ABD'nin Çin, Çin'in ABD kâbusu

Pentagon’un Asya-2025 planı Profesör Volden Bel-Lo’nun yorumuna göre, Çin-ABD olası büyük Asya savaşında ABD’nin en önemli müttefikinin Hindistan olması Çin’in çökertilmesi açısından hayati önem taşıyor. Yine belgede yer alan bir başka “Yeni Güney Asya Senaryo” planında, Pakistan’da kronikleşmiş ekonomik ve siyasal kriz anarşiye dönüşürken, Hindistan siyasi, ekonomik alanda büyük üstünlük sağlıyor. Pakistan destekli İslamcı güçler Keşmir’i işgal edince, Hindistan konvansiyonel silahlarla Pakistan’ın nükleer tesislerini vuruyor. Pakistan nükleer karşılık verince ABD Çin’i savaşa karışmaması yönünde uyararak, bir hava operasyonuyla Hint ordusuyla birlikte hareket ederek Pakistan’ın bütün nükleer tesislerini ortadan kaldırıyor. (Bu senaryoda İran’ı Pakistan’ın Rusya’yı Çin’in, İsrail’i de Hindistan’ın yerine koyduğumuzu düşünelim: Bize ABD’nin İran operasyonuyla ilgili stratejik bir fikir vermiyor mu?)
Senaryoda Hint-Pakistan savaşı ile Pakistan parçalanıyor. Hint ordusu düzeni sağlayıp ülkeyi kontrol altına almak adına Pakistan’ı işgal ediyor. İran zorunlu olarak galip ülkelerin safında yer alırken, Çin’in Asya’nın orta ve batısına yönelik stratejik hamleleri bir anlamda sıfırlanıyorlar. Başlıca figürleri, ABD, Hindistan ve İran olan yeni bir bölgesel birlik kurulacaktır bu savaşın ardından. Böylece bölgenin enerji güvenliği alanında önemli değişimler yaşanacaktır. ABD, böyle bir savaşta beklenmedik İran ve Hindistan gibi iki ortak kazanmaktadır.

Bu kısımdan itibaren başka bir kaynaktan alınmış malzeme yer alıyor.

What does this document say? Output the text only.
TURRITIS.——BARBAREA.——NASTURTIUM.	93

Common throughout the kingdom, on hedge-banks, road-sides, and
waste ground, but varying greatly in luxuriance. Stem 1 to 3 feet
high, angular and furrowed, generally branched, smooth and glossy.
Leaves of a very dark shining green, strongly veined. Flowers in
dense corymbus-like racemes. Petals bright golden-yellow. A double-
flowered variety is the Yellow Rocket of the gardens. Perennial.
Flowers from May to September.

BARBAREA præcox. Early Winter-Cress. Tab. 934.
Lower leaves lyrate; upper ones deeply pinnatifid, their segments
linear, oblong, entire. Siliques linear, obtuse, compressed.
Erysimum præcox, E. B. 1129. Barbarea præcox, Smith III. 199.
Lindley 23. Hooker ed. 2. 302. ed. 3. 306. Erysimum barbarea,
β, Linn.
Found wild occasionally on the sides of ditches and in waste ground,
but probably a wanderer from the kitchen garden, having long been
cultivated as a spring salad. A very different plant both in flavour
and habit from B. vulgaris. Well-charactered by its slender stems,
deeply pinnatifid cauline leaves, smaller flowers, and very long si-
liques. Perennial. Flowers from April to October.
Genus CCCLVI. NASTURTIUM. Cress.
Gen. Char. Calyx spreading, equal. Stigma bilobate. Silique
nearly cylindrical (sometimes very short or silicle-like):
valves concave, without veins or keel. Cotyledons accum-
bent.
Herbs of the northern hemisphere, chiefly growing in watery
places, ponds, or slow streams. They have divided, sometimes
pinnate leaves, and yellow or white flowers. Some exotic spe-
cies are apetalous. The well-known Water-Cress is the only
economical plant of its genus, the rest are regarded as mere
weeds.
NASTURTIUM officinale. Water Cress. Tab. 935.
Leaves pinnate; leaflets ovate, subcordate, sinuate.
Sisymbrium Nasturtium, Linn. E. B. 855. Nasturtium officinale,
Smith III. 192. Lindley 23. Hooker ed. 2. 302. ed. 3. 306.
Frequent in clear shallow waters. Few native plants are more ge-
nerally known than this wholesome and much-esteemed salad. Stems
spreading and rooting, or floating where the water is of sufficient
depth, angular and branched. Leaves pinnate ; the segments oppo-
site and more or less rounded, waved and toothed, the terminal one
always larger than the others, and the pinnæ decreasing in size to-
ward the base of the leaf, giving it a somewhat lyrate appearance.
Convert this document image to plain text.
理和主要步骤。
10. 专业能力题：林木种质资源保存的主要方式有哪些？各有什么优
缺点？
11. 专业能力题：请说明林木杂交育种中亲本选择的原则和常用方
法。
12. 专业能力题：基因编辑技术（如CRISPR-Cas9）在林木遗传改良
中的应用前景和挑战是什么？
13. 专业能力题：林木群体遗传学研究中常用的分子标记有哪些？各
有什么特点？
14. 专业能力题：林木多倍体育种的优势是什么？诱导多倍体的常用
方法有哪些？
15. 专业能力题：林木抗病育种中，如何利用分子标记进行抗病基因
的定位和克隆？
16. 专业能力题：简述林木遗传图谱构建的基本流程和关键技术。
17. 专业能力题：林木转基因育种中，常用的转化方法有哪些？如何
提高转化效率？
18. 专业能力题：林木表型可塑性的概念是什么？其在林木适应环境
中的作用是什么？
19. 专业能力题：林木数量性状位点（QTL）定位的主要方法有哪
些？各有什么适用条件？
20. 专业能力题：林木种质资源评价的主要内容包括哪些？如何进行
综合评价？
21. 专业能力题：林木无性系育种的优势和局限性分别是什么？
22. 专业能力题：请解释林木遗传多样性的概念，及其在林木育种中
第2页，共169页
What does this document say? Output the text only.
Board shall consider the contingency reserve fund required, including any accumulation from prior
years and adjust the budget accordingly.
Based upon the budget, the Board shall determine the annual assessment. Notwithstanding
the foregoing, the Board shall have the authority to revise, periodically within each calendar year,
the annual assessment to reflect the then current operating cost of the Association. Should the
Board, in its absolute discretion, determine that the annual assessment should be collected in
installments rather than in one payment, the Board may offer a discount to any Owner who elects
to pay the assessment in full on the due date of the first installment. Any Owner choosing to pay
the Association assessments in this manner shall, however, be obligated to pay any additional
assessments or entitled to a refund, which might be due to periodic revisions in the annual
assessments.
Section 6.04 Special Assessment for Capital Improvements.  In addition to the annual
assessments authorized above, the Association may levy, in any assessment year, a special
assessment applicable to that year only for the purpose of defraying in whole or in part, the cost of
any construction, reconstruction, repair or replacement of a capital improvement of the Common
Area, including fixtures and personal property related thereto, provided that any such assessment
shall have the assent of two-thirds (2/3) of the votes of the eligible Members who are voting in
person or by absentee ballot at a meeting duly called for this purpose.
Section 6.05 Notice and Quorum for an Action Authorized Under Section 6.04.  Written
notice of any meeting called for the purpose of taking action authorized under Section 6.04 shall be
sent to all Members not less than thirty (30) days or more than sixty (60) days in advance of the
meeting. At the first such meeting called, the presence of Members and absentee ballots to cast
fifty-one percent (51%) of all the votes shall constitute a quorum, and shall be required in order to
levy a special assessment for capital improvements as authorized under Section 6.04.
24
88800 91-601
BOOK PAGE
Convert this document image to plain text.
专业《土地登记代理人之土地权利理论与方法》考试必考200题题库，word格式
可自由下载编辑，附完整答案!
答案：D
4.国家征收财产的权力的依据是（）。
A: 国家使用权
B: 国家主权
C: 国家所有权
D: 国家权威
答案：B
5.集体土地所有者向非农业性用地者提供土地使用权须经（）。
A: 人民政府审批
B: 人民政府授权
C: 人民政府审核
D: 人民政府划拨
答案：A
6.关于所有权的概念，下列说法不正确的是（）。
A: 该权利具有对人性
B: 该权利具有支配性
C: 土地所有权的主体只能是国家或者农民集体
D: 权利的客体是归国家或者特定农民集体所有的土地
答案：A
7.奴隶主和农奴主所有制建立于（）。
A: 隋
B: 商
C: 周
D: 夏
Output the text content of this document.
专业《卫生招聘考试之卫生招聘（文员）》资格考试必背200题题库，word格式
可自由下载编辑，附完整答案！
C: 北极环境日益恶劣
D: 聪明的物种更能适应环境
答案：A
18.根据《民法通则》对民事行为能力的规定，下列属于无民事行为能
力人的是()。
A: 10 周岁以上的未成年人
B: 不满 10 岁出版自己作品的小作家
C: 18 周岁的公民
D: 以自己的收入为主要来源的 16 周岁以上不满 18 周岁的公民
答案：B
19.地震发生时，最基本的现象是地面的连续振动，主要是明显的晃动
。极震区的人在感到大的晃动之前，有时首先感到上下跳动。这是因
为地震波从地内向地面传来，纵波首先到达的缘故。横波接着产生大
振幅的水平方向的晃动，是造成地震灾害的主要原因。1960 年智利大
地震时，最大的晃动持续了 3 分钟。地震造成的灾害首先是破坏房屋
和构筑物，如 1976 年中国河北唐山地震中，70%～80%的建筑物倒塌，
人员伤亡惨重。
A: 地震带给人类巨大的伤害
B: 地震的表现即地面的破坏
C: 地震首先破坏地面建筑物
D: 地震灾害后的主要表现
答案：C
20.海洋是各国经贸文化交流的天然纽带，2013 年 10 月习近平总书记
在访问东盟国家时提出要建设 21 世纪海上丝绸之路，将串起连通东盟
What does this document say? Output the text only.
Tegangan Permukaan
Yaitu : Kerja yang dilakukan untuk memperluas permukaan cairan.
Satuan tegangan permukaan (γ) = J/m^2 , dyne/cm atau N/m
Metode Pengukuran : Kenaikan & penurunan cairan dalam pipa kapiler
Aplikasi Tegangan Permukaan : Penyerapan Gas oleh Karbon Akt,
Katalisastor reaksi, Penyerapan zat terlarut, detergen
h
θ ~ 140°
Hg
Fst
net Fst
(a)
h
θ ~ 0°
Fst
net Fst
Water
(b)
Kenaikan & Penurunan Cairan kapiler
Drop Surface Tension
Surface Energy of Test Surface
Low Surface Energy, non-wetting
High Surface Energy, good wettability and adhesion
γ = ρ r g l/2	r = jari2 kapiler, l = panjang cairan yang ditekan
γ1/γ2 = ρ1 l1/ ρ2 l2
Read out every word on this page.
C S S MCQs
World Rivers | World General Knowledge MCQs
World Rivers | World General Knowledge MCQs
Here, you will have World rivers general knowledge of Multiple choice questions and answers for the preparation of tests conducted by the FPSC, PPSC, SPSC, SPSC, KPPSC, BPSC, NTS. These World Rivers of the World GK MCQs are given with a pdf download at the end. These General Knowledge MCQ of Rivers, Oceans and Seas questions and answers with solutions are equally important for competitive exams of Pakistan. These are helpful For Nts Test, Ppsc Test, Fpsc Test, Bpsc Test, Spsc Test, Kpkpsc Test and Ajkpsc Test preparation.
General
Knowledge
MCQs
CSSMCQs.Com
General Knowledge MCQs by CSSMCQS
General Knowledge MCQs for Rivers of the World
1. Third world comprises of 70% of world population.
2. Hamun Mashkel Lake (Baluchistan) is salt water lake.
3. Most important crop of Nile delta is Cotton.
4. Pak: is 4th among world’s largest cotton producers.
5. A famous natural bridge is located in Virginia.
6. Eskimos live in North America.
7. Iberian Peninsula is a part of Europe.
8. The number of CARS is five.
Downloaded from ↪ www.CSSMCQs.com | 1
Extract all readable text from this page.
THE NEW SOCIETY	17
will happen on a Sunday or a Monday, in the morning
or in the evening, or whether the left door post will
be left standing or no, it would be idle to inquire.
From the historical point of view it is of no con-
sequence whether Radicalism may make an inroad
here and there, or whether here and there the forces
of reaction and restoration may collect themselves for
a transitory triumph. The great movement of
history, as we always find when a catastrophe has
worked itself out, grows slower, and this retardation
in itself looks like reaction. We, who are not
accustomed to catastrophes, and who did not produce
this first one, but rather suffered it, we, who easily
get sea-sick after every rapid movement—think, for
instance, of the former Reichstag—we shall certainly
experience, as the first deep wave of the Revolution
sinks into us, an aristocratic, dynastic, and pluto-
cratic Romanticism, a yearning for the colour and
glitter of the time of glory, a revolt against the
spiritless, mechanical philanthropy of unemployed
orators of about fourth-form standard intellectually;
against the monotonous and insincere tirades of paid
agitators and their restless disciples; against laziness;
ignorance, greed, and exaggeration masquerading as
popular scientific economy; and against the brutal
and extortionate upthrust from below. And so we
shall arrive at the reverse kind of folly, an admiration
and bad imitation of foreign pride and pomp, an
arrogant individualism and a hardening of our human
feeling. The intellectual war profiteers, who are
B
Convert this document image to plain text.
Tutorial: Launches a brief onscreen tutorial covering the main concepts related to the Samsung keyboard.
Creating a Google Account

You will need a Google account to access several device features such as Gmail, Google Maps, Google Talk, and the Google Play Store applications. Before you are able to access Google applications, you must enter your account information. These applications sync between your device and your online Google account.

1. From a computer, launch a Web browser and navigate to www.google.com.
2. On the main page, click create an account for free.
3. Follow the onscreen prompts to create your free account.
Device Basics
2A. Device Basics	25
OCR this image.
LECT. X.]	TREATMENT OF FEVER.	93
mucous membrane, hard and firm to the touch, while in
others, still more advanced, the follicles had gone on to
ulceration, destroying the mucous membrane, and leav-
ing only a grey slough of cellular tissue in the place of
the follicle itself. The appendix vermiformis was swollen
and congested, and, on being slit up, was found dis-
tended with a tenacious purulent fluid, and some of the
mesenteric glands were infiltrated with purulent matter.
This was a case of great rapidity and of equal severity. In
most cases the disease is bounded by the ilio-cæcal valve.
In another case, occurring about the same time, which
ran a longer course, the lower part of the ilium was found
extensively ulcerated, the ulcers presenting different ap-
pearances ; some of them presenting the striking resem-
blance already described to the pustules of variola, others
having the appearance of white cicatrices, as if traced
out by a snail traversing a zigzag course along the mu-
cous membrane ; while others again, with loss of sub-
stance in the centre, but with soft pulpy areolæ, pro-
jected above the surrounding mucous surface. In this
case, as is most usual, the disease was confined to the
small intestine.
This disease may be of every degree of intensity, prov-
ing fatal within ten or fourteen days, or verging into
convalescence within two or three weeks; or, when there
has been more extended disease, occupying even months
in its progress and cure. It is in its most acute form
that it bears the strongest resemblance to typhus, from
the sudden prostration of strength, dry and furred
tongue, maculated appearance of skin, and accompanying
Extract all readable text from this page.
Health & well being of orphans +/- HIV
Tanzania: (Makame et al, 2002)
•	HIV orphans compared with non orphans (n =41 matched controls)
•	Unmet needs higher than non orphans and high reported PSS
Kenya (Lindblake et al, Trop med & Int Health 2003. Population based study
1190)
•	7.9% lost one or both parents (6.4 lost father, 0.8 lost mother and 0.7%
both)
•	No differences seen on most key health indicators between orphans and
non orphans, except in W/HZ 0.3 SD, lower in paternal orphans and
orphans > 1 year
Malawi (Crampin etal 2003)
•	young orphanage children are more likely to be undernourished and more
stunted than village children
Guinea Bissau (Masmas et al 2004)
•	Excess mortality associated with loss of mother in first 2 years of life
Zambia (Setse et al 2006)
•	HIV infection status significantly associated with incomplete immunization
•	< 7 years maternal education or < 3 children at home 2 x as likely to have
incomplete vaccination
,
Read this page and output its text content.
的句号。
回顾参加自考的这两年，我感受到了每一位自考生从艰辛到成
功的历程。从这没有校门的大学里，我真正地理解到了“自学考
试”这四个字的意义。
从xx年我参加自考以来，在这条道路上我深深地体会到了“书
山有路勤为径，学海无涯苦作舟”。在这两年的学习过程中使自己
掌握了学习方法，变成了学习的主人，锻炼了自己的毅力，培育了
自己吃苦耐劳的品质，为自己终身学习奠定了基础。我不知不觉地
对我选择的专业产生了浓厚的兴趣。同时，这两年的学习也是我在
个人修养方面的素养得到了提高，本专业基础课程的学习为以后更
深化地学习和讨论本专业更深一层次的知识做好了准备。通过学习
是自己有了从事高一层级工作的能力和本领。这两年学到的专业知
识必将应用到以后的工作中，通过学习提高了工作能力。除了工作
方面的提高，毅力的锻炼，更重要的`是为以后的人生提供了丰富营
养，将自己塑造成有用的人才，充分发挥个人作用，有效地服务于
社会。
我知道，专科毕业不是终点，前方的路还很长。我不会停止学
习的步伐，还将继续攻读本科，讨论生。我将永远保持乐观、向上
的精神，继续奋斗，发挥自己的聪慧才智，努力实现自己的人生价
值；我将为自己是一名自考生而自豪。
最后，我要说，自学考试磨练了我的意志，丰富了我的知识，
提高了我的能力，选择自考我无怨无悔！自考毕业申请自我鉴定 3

Pentagon’un senaryoları konusunda Profesör Bel-Lo’nun yorumuysa ilginç geldi bana:
“Kısacası stratejik yaklaşım olarak ABD’nin Çin’e uygulanan ekonomik ilişkileri geliştirme eğilimiyle askeri engelleme politikası arasındaki çatışma had safhaya varıp açığa çıkacaktır. Bunun yakın gelecekte gerçekleşmesi olasıdır. Asya’da yaşayan bizler bütün bunlardan hangi dersleri çıkarmalıyız? Sonuç çok açık: Çin’in tüm senaryolarda ABD’ye stratejik rakip olarak gösterilmesi, Asya’daki Amerikan egemenliğine yönelik küçük bir tehdit konusunda bile Pentagon’un hemen karşı koymaya kesinlikle kararlı olduğunun kanıtıdır.”
Bütün bu Pentagon’un Çin senaryolarını değerlendiren analiz 2000 yılında yazılmış. O günlerden bugünlere 11 Eylül saldırısıyla ABD yalnız Çin’e karşı değil, İslam dünyası ve Rusya’ya karşı yeni bir küresel egemenlik mücadelesine girişti. Afganistan işgaliyle Pentagon birlikleri Çin’e komşu hale geldiler. Terörizm ise yeni bir küresel hayalet devlet haline geldi.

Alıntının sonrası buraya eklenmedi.